Cognitive reasoning, by analogy to milestone events in human development, focuses on demonstrating "small data, big task" human-like learning abilities from raw signals (such as vision, hearing, touch, or multi-modal inputs) to achieve precise modeling of complex physical and social interactions, thereby driving the advancement of the next generation of strong artificial intelligence.
Cognitive reasoning is a highly interdisciplinary frontier that integrates cutting-edge discoveries and experiments from computer science, statistics, developmental psychology, anthropology, linguistics, neuroscience, and other fields. The main topics include affordance, functionality, intuitive physics, causal reasoning, tool use and imitation, nonverbal communication, intention understanding, animacy, theory of mind, abstract reasoning, utility, XAI, and communication.
Led by Prof. Songchun Zhu, this field has a global perspective and extensive international collaborations.
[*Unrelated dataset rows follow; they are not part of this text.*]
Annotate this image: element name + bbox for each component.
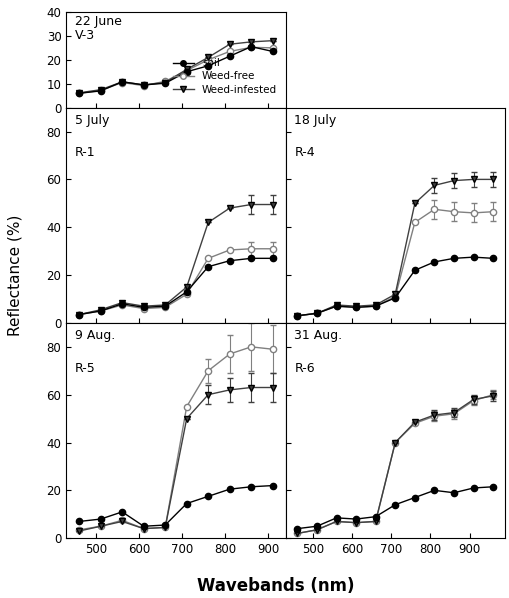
Text: 31 Aug.: 31 Aug. (294, 329, 342, 343)
Text: Wavebands (nm): Wavebands (nm) (196, 577, 353, 595)
Text: R-5: R-5 (75, 362, 96, 375)
Text: R-1: R-1 (75, 147, 96, 160)
Text: 5 July: 5 July (75, 114, 109, 127)
Text: V-3: V-3 (75, 29, 95, 42)
Text: 18 July: 18 July (294, 114, 336, 127)
Text: 22 June: 22 June (75, 15, 122, 28)
Text: R-6: R-6 (294, 362, 315, 375)
Text: 9 Aug.: 9 Aug. (75, 329, 115, 343)
Text: R-4: R-4 (294, 147, 315, 160)
Legend: soil, Weed-free, Weed-infested: soil, Weed-free, Weed-infested (169, 55, 280, 97)
Text: Reflectance (%): Reflectance (%) (8, 215, 23, 335)
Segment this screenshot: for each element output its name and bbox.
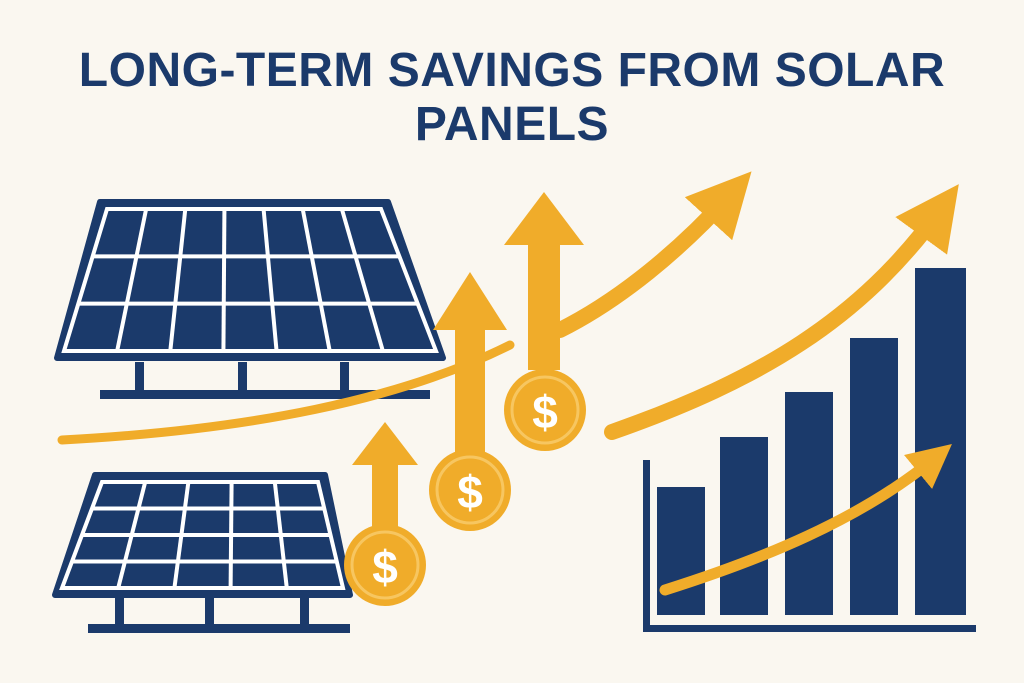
solar-panels	[52, 199, 446, 598]
coin-rim	[350, 530, 420, 600]
coin-rim	[510, 375, 580, 445]
coin	[429, 449, 511, 531]
panel-grid	[115, 208, 149, 352]
panel-grid	[168, 208, 188, 352]
coins: $ $ $	[344, 369, 586, 606]
coin	[344, 524, 426, 606]
up-arrows	[352, 192, 584, 530]
title: LONG-TERM SAVINGS FROM SOLAR PANELS	[78, 44, 946, 151]
panel-grid	[221, 208, 227, 352]
coin-rim	[435, 455, 505, 525]
panel-frame	[59, 480, 346, 590]
panel-grid	[300, 208, 332, 352]
coin-symbol: $	[457, 466, 483, 518]
bar-chart-icon	[643, 268, 976, 632]
coin-symbol: $	[372, 541, 398, 593]
coin-symbol: $	[532, 386, 558, 438]
coin	[504, 369, 586, 451]
panel-stands	[88, 362, 430, 633]
panel	[54, 199, 446, 361]
panel-grid	[261, 208, 279, 352]
panel-grid	[339, 208, 385, 352]
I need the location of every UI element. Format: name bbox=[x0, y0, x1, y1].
The team has led multiple basic research projects funded by agencies like DARPA and ONR MURI in the United States, focusing on complex cognitive reasoning problems. The team's achievements have been published in prestigious international journals, including Science Robotics, and featured as headlines on the homepage of Science. Their outcomes have also received widespread media coverage in both domestic and international medias, including Focus Interview, People's Daily, Xinhua News Agency, China Daily, MIT Technology Review, IEEE Spectrum, and Smithsonian.